Hampered by a remarkable collapse of private debt and struggling to sell its public debt on the market, Spain is in an economic free fall
Wikipedia
Before I depress you with some really hideous graphs, here's a story about Spain and Germany -- two lovely European countries, both alike in soccer excellence, both shaped like cheese squares with an edge bitten off -- that are going in opposite directions in the aftermath of the Great Recession.
In the boom years of the 2000s, Spain was riding a real estate and construction bubble, and frugal Germany was still recovering from the fizzle-out of its telecom burst while the country grappled with labor reforms that many accused of slowing down the economy. Looking for a hot bet, German banks bought debt off smaller European countries, which had the effect of inflating their housing bubbles. For much of the decade, Spain was growing twice as fast as Germany.
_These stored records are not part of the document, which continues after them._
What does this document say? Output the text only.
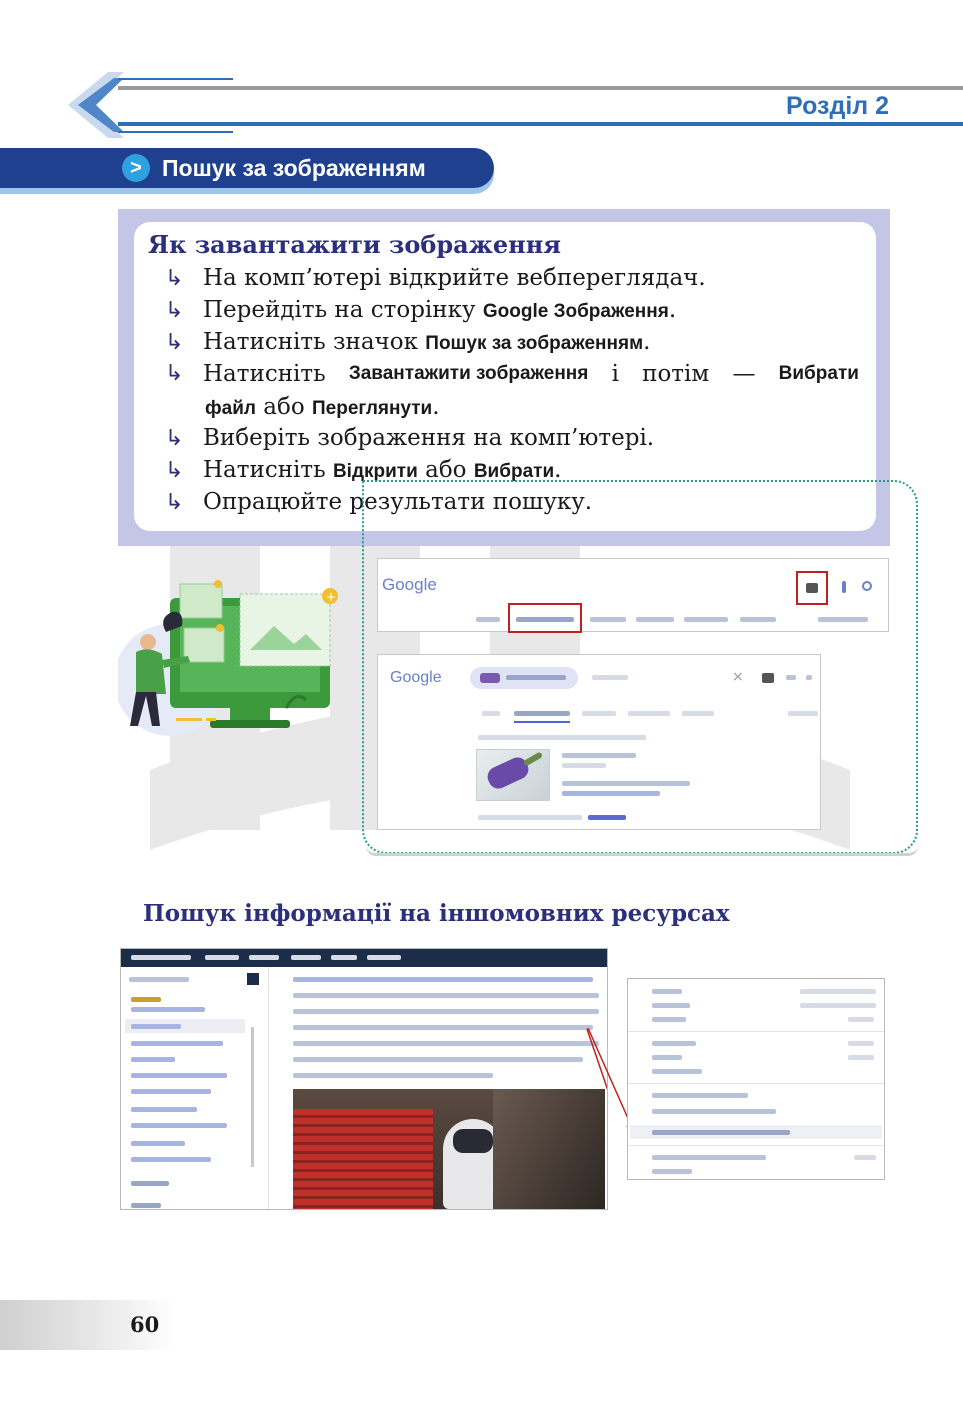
Розділ 2
> Пошук за зображенням
Як завантажити зображення
↳ На комп’ютері відкрийте вебпереглядач.
↳ Перейдіть на сторінку Google Зображення.
↳ Натисніть значок Пошук за зображенням.
↳ Натисніть Завантажити зображення і потім — Вибрати
файл або Переглянути.
↳ Виберіть зображення на комп’ютері.
↳ Натисніть Відкрити або Вибрати.
↳ Опрацюйте результати пошуку.
Google
Google	×
+
Пошук інформації на іншомовних ресурсах
60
Then the bubble burst. Germans, famously thrifty, had an easier time thriving in a global balance sheet recession. With factories humming and domestic spending low, they exported their way to growth that the developed world could only envy. Meanwhile the Spanish, who built up more private debt than almost any other country, have been an international mascot for debt hangover. Between 2007 and 2011, private sector debt swung 17 percent toward savings in Spain, according to Richard Koo, and the country's unemployment skyrocketed from 8 percent to 20 percent.